Ultrasound Guided Brazilian Butt Lift (BBL)
If you had asked me 5 years ago what plastic surgery procedure I would never offer, I would have answered without pause “a BBL”. This changed for me last year because of an enormous amount of research done by my mentors that integrated ultrasound technology with BBL surgery and made it safe.
BBL’s have been referenced as the “most deadly plastic surgery” and for good reason. The procedure involves fat harvest through traditional liposuction followed by transfer of that fat into the buttock. The danger in the procedure is the risk of fat entering into the blood vessels deep in the buttock and traveling in the venous system that returns to the heart and lungs. The result is a fat embolism that can stop the heart and/or lungs resulting in death. Now you understand why I never thought I would perform a BBL. There is no cosmetic surgery that is worth the risk of dying.
In 2017 the Aesthetic Surgery Education and Research Foundation (ASERF) formed a task force to investigate this problem, properly define the mortality rate, and to discuss a ban on BBLs. If you read my newsletter last week, this is the same research foundation that formed a task for to investigate Breast Implant Illness. In 2017 ASERF reported an estimated annual BBL mortality rate of one in 3448 cases. In Florida, 92% of the BBL deaths caused by fatty embolus occurred in strip mall, high-volume budget clinics. These clinics perform a large number of BBLs per day with surgeon oversight, however the liposuction and possibly fat transfer is often performed by assistants (employees that are not surgeons). Horrifying, I know.
Over the last 6 years my mentors collaborated on the ASERF task force and found a solution to reduce the unacceptable risk associated with BBL surgery. The work done on this project involved autopsies in Miami, cadaver studies at UTSouthwestern, and close work with the Florida Medical Board (because of the focus of BBL supply and demand in FL). This research confirmed that if fat is transferred into the correct tissue layer in the buttock there is no longer a high risk for fat entering the large vessels deep within the buttock. The question remained, how do you ensure that you are injecting in the right tissue plane?
The solution to this problem was found in a technology that is used routinely in the medical field, the ultrasound. The Ultra BBL, described by Dr. Pat Pazmiño, uses an ultrasound device to identify the superficial fat, deep fat, and muscle layers of the buttock. With eyes on the ultrasound monitor the surgeon can confirm the correct position of the fat transfer cannula and inject the fat graft into the deep subcutaneous layer. This simple solution was revolutionary in changing the safety profile of BBL surgery. Through my mentors’ work on ASERF and their collaboration with the Florida Medical Board it is now illegal to perform BBL surgery without ultrasound guidance.

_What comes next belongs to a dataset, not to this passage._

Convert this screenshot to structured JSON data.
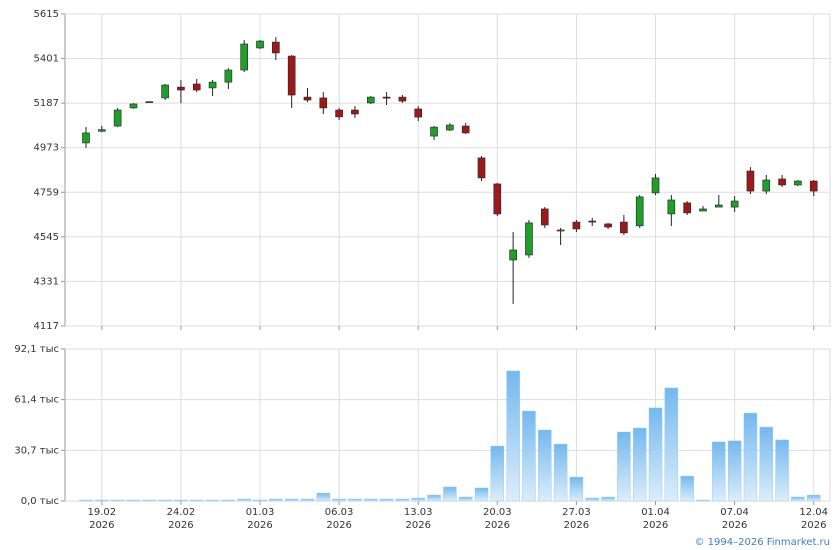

I am fortunate that through my residency program I had access to and trained with the pioneers of the Ultra BBL, Drs. Pat Pazmiño and Dan DelVecchio. I am proud to say that I was the first UTSouthwestern resident to perform an Ultrasound guided BBL during my plastic surgery residency. This was a historic moment at UTSouthwestern made possible when Dr. Kenkel lifted the moratorium on BBLs. The amount of work that went into this ASERF task force is a representation of how committed our plastic surgery societies are to the safety and integrity of our work.
With any surgery, risks still exist and not everyone is a good candidate for BBL surgery. In my practice I use BBL surgery as a tool to balance a woman’s physique, not create a disproportionate contour. The mainstream BBL aesthetic is not one that I share, but in the right patient who has poor buttock projection it can make a very nice change. My goal is to give you a contour that a stranger would not realize is surgical, but when comparing before & after photos is a powerful change.
My approach to all aesthetic surgery is balance and restoration towards what the eye interprets as normal and aesthetically pleasing. I am so pleased with the efforts of our plastic surgery societies to make BBL surgery safe. I am now confident that equipped with my ultrasound I can safely perform this procedure on patients that are properly indicated.